- Explore MCP Servers
- SwarmUI_MCP_Agent
Swarmui Mcp Agent
What is Swarmui Mcp Agent
SwarmUI_MCP_Agent is a simple prototype MCP server designed to facilitate text-to-image generation using a local LangChain Ollama agent. It primarily exposes the /GenerateText2Image endpoint.
Use cases
Use cases include generating artwork from descriptive text, creating visual content for marketing, and assisting in design processes by converting ideas into images.
How to use
To use SwarmUI_MCP_Agent, start the server by running the server.js file. You can then make POST requests to the /generate-image endpoint with your image prompt to generate images.
Key features
Key features include the ability to generate images from text prompts, integration with LangChain for enhanced functionality, and a simple Express server setup for handling requests.
Where to use
SwarmUI_MCP_Agent can be used in fields such as artificial intelligence, creative design, and any application requiring image generation from textual descriptions.
Overview
What is Swarmui Mcp Agent
SwarmUI_MCP_Agent is a simple prototype MCP server designed to facilitate text-to-image generation using a local LangChain Ollama agent. It primarily exposes the /GenerateText2Image endpoint.
Use cases
Use cases include generating artwork from descriptive text, creating visual content for marketing, and assisting in design processes by converting ideas into images.
How to use
To use SwarmUI_MCP_Agent, start the server by running the server.js file.

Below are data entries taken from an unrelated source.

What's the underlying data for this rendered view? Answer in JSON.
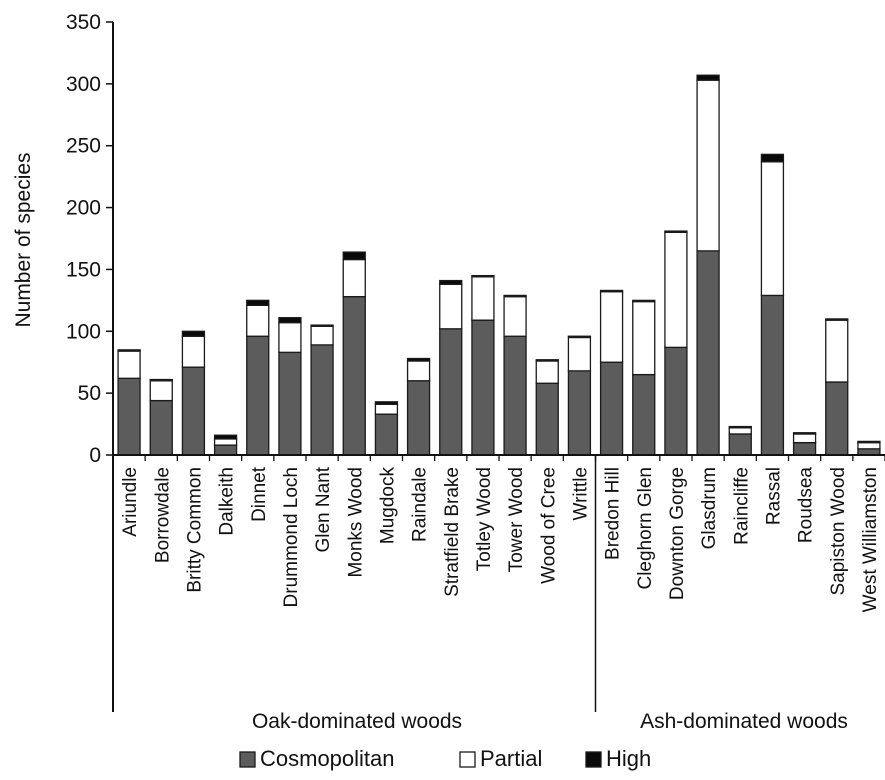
{
  "chart_data": {
    "type": "bar",
    "stacked": true,
    "ylabel": "Number of species",
    "ylim": [
      0,
      350
    ],
    "yticks": [
      0,
      50,
      100,
      150,
      200,
      250,
      300,
      350
    ],
    "categories": [
      "Ariundle",
      "Borrowdale",
      "Britty Common",
      "Dalkeith",
      "Dinnet",
      "Drummond Loch",
      "Glen Nant",
      "Monks Wood",
      "Mugdock",
      "Raindale",
      "Stratfield Brake",
      "Totley Wood",
      "Tower Wood",
      "Wood of Cree",
      "Writtle",
      "Bredon Hill",
      "Cleghorn Glen",
      "Downton Gorge",
      "Glasdrum",
      "Raincliffe",
      "Rassal",
      "Roudsea",
      "Sapiston Wood",
      "West Williamston"
    ],
    "groups": [
      {
        "label": "Oak-dominated woods",
        "count": 15
      },
      {
        "label": "Ash-dominated woods",
        "count": 9
      }
    ],
    "series": [
      {
        "name": "Cosmopolitan",
        "color": "#5c5c5c",
        "values": [
          62,
          44,
          71,
          8,
          96,
          83,
          89,
          128,
          33,
          60,
          102,
          109,
          96,
          58,
          68,
          75,
          65,
          87,
          165,
          17,
          129,
          10,
          59,
          5
        ]
      },
      {
        "name": "Partial",
        "color": "#ffffff",
        "values": [
          22,
          16,
          25,
          5,
          25,
          24,
          15,
          30,
          8,
          16,
          36,
          35,
          32,
          18,
          27,
          57,
          59,
          93,
          138,
          5,
          108,
          7,
          50,
          5
        ]
      },
      {
        "name": "High",
        "color": "#0a0a0a",
        "values": [
          1,
          1,
          4,
          3,
          4,
          4,
          1,
          6,
          2,
          2,
          3,
          1,
          1,
          1,
          1,
          1,
          1,
          1,
          4,
          1,
          6,
          1,
          1,
          1
        ]
      }
    ],
    "legend_position": "bottom"
  }
}
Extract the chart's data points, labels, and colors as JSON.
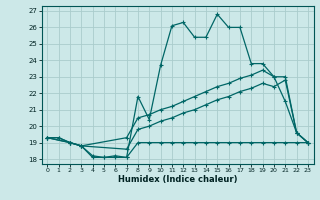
{
  "xlabel": "Humidex (Indice chaleur)",
  "bg_color": "#cce8e8",
  "grid_color": "#aacccc",
  "line_color": "#006666",
  "xlim": [
    -0.5,
    23.5
  ],
  "ylim": [
    17.7,
    27.3
  ],
  "yticks": [
    18,
    19,
    20,
    21,
    22,
    23,
    24,
    25,
    26,
    27
  ],
  "xticks": [
    0,
    1,
    2,
    3,
    4,
    5,
    6,
    7,
    8,
    9,
    10,
    11,
    12,
    13,
    14,
    15,
    16,
    17,
    18,
    19,
    20,
    21,
    22,
    23
  ],
  "lines": [
    {
      "x": [
        0,
        1,
        2,
        3,
        4,
        5,
        6,
        7,
        8,
        9,
        10,
        11,
        12,
        13,
        14,
        15,
        16,
        17,
        18,
        19,
        20,
        21,
        22,
        23
      ],
      "y": [
        19.3,
        19.3,
        19.0,
        18.8,
        18.1,
        18.1,
        18.1,
        18.1,
        21.8,
        20.4,
        23.7,
        26.1,
        26.3,
        25.4,
        25.4,
        26.8,
        26.0,
        26.0,
        23.8,
        23.8,
        23.0,
        21.5,
        19.6,
        19.0
      ]
    },
    {
      "x": [
        0,
        2,
        3,
        7,
        8,
        9,
        10,
        11,
        12,
        13,
        14,
        15,
        16,
        17,
        18,
        19,
        20,
        21,
        22,
        23
      ],
      "y": [
        19.3,
        19.0,
        18.8,
        19.3,
        20.5,
        20.7,
        21.0,
        21.2,
        21.5,
        21.8,
        22.1,
        22.4,
        22.6,
        22.9,
        23.1,
        23.4,
        23.0,
        23.0,
        19.6,
        19.0
      ]
    },
    {
      "x": [
        0,
        2,
        3,
        7,
        8,
        9,
        10,
        11,
        12,
        13,
        14,
        15,
        16,
        17,
        18,
        19,
        20,
        21,
        22,
        23
      ],
      "y": [
        19.3,
        19.0,
        18.8,
        18.6,
        19.8,
        20.0,
        20.3,
        20.5,
        20.8,
        21.0,
        21.3,
        21.6,
        21.8,
        22.1,
        22.3,
        22.6,
        22.4,
        22.8,
        19.6,
        19.0
      ]
    },
    {
      "x": [
        0,
        1,
        2,
        3,
        4,
        5,
        6,
        7,
        8,
        9,
        10,
        11,
        12,
        13,
        14,
        15,
        16,
        17,
        18,
        19,
        20,
        21,
        22,
        23
      ],
      "y": [
        19.3,
        19.3,
        19.0,
        18.8,
        18.2,
        18.1,
        18.2,
        18.1,
        19.0,
        19.0,
        19.0,
        19.0,
        19.0,
        19.0,
        19.0,
        19.0,
        19.0,
        19.0,
        19.0,
        19.0,
        19.0,
        19.0,
        19.0,
        19.0
      ]
    }
  ]
}
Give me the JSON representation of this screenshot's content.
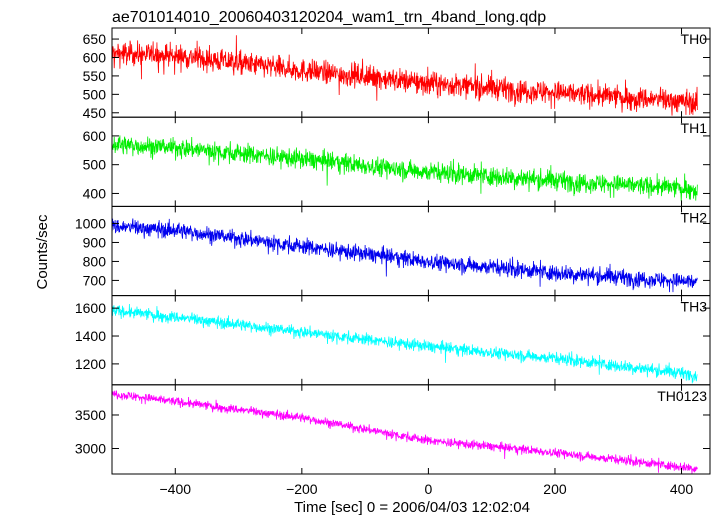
{
  "title": "ae701014010_20060403120204_wam1_trn_4band_long.qdp",
  "xlabel": "Time [sec] 0 = 2006/04/03 12:02:04",
  "ylabel": "Counts/sec",
  "chart_data": {
    "type": "line",
    "subtype": "stacked-light-curves",
    "shared_x": true,
    "x_range": [
      -502,
      425
    ],
    "xlim": [
      -500,
      445
    ],
    "x_ticks": [
      -400,
      -200,
      0,
      200,
      400
    ],
    "x_tick_labels": [
      "−400",
      "−200",
      "0",
      "200",
      "400"
    ],
    "xlabel": "Time [sec] 0 = 2006/04/03 12:02:04",
    "ylabel": "Counts/sec",
    "panels": [
      {
        "name": "TH0",
        "color": "#ff0000",
        "ylim": [
          438,
          680
        ],
        "yticks": [
          450,
          500,
          550,
          600,
          650
        ],
        "ytick_labels": [
          "450",
          "500",
          "550",
          "600",
          "650"
        ],
        "trend": [
          [
            -502,
            612
          ],
          [
            -400,
            605
          ],
          [
            -200,
            565
          ],
          [
            0,
            530
          ],
          [
            200,
            505
          ],
          [
            425,
            478
          ]
        ],
        "noise": 28
      },
      {
        "name": "TH1",
        "color": "#00ee00",
        "ylim": [
          355,
          665
        ],
        "yticks": [
          400,
          500,
          600
        ],
        "ytick_labels": [
          "400",
          "500",
          "600"
        ],
        "trend": [
          [
            -502,
            570
          ],
          [
            -400,
            560
          ],
          [
            -200,
            520
          ],
          [
            0,
            475
          ],
          [
            200,
            445
          ],
          [
            425,
            415
          ]
        ],
        "noise": 30
      },
      {
        "name": "TH2",
        "color": "#0000ee",
        "ylim": [
          620,
          1090
        ],
        "yticks": [
          700,
          800,
          900,
          1000
        ],
        "ytick_labels": [
          "700",
          "800",
          "900",
          "1000"
        ],
        "trend": [
          [
            -502,
            985
          ],
          [
            -400,
            965
          ],
          [
            -200,
            880
          ],
          [
            0,
            800
          ],
          [
            200,
            740
          ],
          [
            425,
            690
          ]
        ],
        "noise": 38
      },
      {
        "name": "TH3",
        "color": "#00ffff",
        "ylim": [
          1050,
          1690
        ],
        "yticks": [
          1200,
          1400,
          1600
        ],
        "ytick_labels": [
          "1200",
          "1400",
          "1600"
        ],
        "trend": [
          [
            -502,
            1585
          ],
          [
            -400,
            1535
          ],
          [
            -200,
            1430
          ],
          [
            0,
            1325
          ],
          [
            200,
            1240
          ],
          [
            425,
            1120
          ]
        ],
        "noise": 38
      },
      {
        "name": "TH0123",
        "color": "#ff00ff",
        "ylim": [
          2620,
          3950
        ],
        "yticks": [
          3000,
          3500
        ],
        "ytick_labels": [
          "3000",
          "3500"
        ],
        "trend": [
          [
            -502,
            3820
          ],
          [
            -400,
            3700
          ],
          [
            -200,
            3460
          ],
          [
            0,
            3120
          ],
          [
            200,
            2940
          ],
          [
            425,
            2700
          ]
        ],
        "noise": 60
      }
    ]
  }
}
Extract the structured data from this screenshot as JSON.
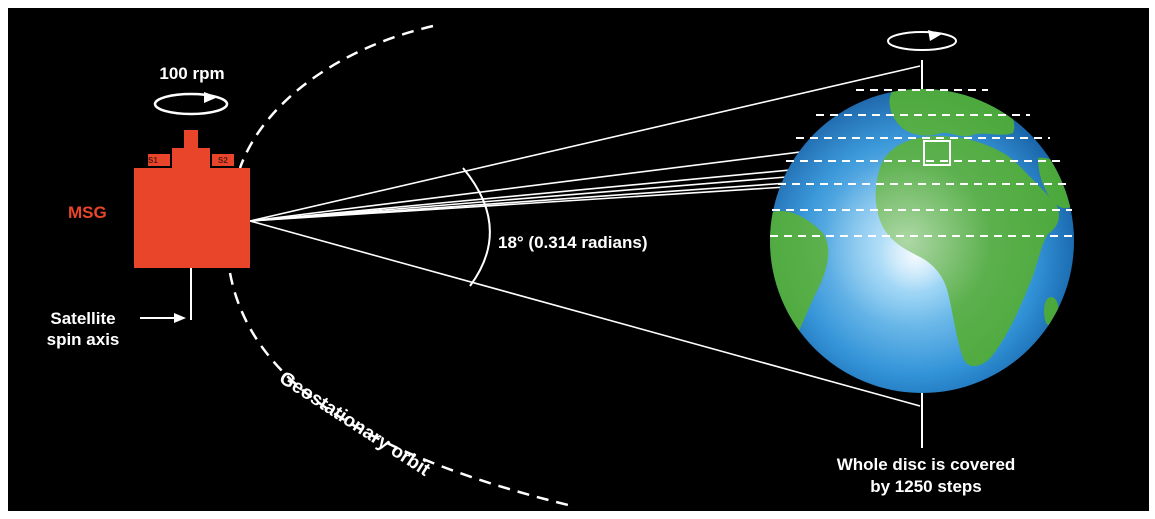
{
  "labels": {
    "spin_rate": "100 rpm",
    "satellite_name": "MSG",
    "spin_axis_line1": "Satellite",
    "spin_axis_line2": "spin axis",
    "angle": "18° (0.314 radians)",
    "orbit": "Geostationary orbit",
    "coverage_line1": "Whole disc is covered",
    "coverage_line2": "by 1250 steps",
    "port_left": "S1",
    "port_right": "S2"
  },
  "colors": {
    "background": "#000000",
    "satellite": "#e8452a",
    "satellite_label": "#e8452a",
    "ocean": "#2a8fd6",
    "land": "#4aa83a",
    "lines": "#ffffff"
  }
}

You can then make POST requests to the /generate-image endpoint with your image prompt to generate images.
Key features
Key features include the ability to generate images from text prompts, integration with LangChain for enhanced functionality, and a simple Express server setup for handling requests.
Where to use
SwarmUI_MCP_Agent can be used in fields such as artificial intelligence, creative design, and any application requiring image generation from textual descriptions.
Content
SwarmUI_MCP_Agent
A simple prototype SwarmUI MCP server with accompanying local LangChain Ollama agent. The prototype only exposes the
SwarmUI /GenerateText2Image endpoint. It uses Python, Node.js, Typescript, Langchain, @ModelContextProtocol, Axios, Express,
and Pydantic (though Pydantic is mostly unused in this implementation).
SwarmUI MCP Server
The SwarmUI MCP Server prototype is declared in server.ts.
The /GenerateText2Image and /GetNewSession SwarmUI API endpoints are exposed via generateImage() and getSessionId() methods, which
are described in the (MCP) Server capabilities config when instantiating the Server. The Server
capabilities config is used by the agent to know about the available tools’ input and output schemas and
descriptions. The text descriptions for these tools are used by the llm to understand the tool. When
the server.js Node server is started, the SwarmUIServer is initialized and an Express server is created
with a POST endpoint at ‘/generate-image’ that calls SwarmUIServer.generateImage, then the Express server
is started. An Axios instance is created to make HTTP requests to the local SwarmUI API and stored in the SwarmUIServer class.
DEV NOTE: You will likely need to change the port used by SwarmUI as well as the model hardcoded for image generation.
GenerateImage StructuredTool
A generate_image StructuredTool is declared in tools.py that POSTS to the /generate-image endpoint of the Express server
started by the SwarmUIServer. The description of the StructuredTool and its docstring are used by the llm
to know about the tool. Theoretically, Pydantic models should assert tool input, but the current setup doesn’t work for multiple
inputs yet.
LangChain Ollama Agent
A local Ollama agent (currently a dolphin-mistral model) is instantiated with tool-calling instructions, a max_iterations of 1,
and AgentType of ZERO_SHOT_REACT_DESCRIPTION, with the generate_tool StructuredTool. User input is taken for the image
prompt and then the agent is invoked with the input. The agent will use the generate_image Action with the supplied prompt
as Action Input, calling the local SwarmUI API /GenerateText2Image endpoint with the prompt and other hardcoded image generation
settings.
Starting the SwarmUI MCP Server
From the /SwarmUI_MCP_Agent/src directory, run: tsc server.ts && node server.js
Running the Agent
With the SwarmUIMCPServer running and SwarmUI itself running, from the /SwarmUI_MCP_Agent directory, run: python run.py
Viewing Generated Images
Generated images are available within the SwarmUI Image History or directly within the SwarmUI /Ouput directory
Quickstart
1. Clone Repository
git clone
cd
2. Install Dependencies (Script)
Run setup.sh
2B. Install Dependencies (Manual)
npm install
pip install -r requirements.txt
3. Start the API server
tsc server.ts && node server.js
5. Start the UI
streamlit run run.py
6. Ensure SwarmUI is running and accessible.
7. Enter your SwarmUI Port number in the Agent Settings > SwarmUI API Port
8. Select LLM Model and (optionally) Vision Model
9. Enter image request and click submit. Wait for models to download, if not downloaded.